We do not print photos ourself. So we have no need to callibrate a printer. BTW, how to color callibrate a simple black & white laser ?
My wife uses RawTherapee to manipulate raw as well as TIFF and even JPEG files. She tried RawStudio before, but prefers RawTherapee. One handy feature is the white balance using a white area on the photo. Just select a white area -- a part of a number plate, the white outer of an eye, a white flower, snow, ... -- and press the white balance button afterwards. Done.
pica





Member since:
2005-07-10
the "beast of burden" is a
AMD Phenom II X6 1075T based system with 16GB of ECC RAM, a 2TB disk as boot disk and 4 1TB disks configured as RAID5 for data. The ATI 5570 graphic adapter drives an Eizo 22" S-PVA monitor with 1920x1200 pixels. The OS is an Ubuntu 10.04.
My wife plans gardens. So she uses this system mainly for image manipulation (Raw Therapee, GIMP), drawing plans (inkscape) and presentations (open office, scribus).
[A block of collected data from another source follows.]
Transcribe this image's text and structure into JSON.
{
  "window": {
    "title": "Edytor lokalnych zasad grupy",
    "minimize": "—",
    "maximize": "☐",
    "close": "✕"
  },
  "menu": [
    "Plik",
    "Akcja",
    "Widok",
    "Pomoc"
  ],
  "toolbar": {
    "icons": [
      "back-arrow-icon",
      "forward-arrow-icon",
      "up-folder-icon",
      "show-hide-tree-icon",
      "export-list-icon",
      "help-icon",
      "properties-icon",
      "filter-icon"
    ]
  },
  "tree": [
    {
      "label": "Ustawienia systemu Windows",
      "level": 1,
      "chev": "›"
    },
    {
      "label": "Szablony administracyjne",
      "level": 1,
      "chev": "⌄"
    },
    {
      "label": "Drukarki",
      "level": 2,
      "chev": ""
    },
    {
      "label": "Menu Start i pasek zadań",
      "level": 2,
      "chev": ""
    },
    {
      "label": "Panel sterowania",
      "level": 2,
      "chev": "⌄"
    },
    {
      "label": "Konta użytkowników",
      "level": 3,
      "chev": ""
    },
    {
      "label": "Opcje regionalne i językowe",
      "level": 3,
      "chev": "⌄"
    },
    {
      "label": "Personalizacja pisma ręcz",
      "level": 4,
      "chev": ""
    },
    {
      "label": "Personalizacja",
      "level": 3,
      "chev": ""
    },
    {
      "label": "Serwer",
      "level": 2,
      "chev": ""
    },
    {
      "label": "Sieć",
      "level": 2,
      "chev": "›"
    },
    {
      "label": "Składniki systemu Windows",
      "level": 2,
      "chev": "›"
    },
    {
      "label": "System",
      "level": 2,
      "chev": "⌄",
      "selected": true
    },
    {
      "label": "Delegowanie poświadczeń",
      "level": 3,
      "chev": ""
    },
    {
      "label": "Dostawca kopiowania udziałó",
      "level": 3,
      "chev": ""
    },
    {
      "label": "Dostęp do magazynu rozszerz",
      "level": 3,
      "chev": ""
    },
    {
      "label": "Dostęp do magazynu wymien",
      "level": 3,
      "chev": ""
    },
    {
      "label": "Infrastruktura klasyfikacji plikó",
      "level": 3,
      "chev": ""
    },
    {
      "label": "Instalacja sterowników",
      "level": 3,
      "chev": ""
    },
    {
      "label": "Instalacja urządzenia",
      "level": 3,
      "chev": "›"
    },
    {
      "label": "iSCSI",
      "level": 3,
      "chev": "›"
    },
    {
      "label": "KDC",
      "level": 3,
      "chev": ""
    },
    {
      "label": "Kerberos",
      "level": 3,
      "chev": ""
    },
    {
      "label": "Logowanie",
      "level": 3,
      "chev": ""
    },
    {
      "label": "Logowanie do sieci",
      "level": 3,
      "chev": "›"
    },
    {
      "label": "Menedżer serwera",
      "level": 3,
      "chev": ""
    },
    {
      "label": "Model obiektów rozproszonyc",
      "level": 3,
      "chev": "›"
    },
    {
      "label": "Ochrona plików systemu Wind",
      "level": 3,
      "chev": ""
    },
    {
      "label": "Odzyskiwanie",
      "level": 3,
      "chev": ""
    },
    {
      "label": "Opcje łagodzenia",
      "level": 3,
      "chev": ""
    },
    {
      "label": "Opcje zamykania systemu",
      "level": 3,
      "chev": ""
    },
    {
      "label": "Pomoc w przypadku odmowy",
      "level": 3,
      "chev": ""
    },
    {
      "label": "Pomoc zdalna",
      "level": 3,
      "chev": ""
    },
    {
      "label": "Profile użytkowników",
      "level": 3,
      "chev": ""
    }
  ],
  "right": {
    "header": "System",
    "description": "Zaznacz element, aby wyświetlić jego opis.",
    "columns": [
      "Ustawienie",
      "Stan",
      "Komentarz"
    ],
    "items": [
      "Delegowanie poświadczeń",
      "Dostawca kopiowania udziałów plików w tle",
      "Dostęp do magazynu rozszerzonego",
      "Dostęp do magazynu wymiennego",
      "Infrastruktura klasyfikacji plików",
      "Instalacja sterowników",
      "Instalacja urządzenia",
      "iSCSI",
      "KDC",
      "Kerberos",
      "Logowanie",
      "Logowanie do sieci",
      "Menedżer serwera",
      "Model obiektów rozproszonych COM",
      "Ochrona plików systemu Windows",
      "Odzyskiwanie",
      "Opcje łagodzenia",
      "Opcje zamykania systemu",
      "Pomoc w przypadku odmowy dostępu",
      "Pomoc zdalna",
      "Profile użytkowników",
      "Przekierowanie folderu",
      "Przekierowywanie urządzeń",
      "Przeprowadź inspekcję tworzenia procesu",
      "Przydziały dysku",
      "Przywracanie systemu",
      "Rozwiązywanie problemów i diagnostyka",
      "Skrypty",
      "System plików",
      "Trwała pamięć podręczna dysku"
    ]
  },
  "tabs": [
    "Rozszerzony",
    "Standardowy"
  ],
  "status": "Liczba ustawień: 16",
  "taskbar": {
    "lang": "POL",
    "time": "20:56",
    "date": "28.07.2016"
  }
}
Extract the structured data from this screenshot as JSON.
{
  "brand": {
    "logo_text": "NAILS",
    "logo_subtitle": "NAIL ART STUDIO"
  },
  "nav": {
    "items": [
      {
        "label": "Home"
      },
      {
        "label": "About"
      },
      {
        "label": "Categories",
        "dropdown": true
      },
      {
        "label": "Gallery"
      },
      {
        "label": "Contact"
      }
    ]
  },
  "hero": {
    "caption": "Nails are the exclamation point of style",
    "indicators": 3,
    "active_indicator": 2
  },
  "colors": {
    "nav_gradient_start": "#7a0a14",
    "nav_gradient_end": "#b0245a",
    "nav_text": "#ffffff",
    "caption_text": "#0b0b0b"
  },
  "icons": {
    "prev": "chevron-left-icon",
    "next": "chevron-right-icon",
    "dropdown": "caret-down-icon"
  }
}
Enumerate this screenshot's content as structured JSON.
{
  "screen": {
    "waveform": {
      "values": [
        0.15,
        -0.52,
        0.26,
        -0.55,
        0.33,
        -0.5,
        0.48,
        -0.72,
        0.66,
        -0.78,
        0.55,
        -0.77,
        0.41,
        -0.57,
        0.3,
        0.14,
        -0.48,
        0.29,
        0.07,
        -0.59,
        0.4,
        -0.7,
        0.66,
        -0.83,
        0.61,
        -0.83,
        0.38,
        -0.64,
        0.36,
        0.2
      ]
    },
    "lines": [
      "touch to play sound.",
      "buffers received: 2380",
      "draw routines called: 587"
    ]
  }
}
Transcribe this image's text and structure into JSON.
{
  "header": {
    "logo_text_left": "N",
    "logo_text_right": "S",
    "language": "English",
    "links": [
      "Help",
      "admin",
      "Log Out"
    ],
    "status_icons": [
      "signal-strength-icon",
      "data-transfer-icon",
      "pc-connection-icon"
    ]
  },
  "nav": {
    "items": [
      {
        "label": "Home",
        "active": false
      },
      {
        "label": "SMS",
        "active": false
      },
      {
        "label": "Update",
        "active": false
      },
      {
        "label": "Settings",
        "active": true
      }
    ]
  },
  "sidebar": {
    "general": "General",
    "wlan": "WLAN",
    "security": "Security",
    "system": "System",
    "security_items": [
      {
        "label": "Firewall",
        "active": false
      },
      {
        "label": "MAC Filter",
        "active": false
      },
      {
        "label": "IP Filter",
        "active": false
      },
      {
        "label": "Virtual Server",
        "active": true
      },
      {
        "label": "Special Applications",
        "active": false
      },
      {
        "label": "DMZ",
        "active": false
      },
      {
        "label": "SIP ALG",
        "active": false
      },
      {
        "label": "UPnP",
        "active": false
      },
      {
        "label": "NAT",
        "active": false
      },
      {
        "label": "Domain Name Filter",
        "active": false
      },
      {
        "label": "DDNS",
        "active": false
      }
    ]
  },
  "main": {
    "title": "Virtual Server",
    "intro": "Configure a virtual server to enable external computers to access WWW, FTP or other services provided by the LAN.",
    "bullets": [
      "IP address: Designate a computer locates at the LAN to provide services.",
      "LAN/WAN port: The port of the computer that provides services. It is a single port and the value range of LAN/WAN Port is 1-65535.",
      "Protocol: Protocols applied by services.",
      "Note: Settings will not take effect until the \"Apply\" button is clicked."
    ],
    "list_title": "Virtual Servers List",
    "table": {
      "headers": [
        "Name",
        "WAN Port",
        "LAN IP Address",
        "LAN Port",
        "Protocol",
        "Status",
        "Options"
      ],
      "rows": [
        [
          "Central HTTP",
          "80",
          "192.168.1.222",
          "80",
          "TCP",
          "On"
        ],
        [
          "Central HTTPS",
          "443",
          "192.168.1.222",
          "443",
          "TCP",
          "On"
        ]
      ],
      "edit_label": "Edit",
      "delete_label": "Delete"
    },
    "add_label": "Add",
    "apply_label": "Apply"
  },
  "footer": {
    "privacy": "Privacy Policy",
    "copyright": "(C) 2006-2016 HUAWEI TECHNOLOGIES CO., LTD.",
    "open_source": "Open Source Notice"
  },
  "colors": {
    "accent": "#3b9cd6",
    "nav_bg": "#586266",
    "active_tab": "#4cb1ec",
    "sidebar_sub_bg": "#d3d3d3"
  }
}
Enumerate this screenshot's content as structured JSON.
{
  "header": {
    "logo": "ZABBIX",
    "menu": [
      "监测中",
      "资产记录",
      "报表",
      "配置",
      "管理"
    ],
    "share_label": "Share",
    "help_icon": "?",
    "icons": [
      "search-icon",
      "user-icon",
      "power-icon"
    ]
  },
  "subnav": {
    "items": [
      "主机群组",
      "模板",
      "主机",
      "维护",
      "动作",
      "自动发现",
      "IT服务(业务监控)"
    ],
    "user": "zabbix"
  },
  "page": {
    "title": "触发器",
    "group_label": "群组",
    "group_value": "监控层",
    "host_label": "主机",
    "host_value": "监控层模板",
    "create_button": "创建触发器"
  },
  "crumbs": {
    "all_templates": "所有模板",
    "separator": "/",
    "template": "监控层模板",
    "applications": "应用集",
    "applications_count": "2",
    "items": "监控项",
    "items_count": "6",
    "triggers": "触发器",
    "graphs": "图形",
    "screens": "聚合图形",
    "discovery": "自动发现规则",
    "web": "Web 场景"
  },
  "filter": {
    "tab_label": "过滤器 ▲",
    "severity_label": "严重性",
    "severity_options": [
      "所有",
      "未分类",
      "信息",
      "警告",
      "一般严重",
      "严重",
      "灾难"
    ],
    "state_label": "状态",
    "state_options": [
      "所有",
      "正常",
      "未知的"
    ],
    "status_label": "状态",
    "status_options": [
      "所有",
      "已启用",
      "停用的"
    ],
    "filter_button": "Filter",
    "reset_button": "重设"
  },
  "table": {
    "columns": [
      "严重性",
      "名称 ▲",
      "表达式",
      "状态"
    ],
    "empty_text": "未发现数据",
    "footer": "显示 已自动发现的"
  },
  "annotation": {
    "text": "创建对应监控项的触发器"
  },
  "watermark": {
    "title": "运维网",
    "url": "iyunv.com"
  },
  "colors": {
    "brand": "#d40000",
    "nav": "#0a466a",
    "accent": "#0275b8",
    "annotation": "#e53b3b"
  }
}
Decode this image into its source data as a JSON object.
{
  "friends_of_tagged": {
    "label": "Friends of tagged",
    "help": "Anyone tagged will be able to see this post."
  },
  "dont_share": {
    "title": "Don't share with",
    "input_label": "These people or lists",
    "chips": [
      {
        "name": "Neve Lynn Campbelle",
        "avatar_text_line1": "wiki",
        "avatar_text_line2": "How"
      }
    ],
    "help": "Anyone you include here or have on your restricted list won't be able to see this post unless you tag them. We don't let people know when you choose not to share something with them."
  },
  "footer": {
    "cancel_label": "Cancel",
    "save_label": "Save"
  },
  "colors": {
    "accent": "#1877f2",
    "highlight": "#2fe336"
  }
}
I mainly use it mainly to develop software. That is what the 16GB of memory are for. Testing software often is running a database server, an application server, a webserver and a client as separate virtual machines.
Beside this my wife uses an IBM Thinkpad T42 running Ubuntu 10.04 as a portable system. Mainly to present her work to her customers.
And my wife also has become the main user of the Archos 5 Andoid based tablet I originally bought for myself :-)
Myself is quite happy with a MSI Wind U100 netbook running on -- you may guess it -- Ubuntu 10.04 as a portable system. I sometimes take it even on bike tours.
Wait, my historic SGI Indigo Elan R4000 still features the 4DWM desktop.
pica
PS Sorry no screen shots. Neither my wife nor me have a Flickr, ImageShack, ... account.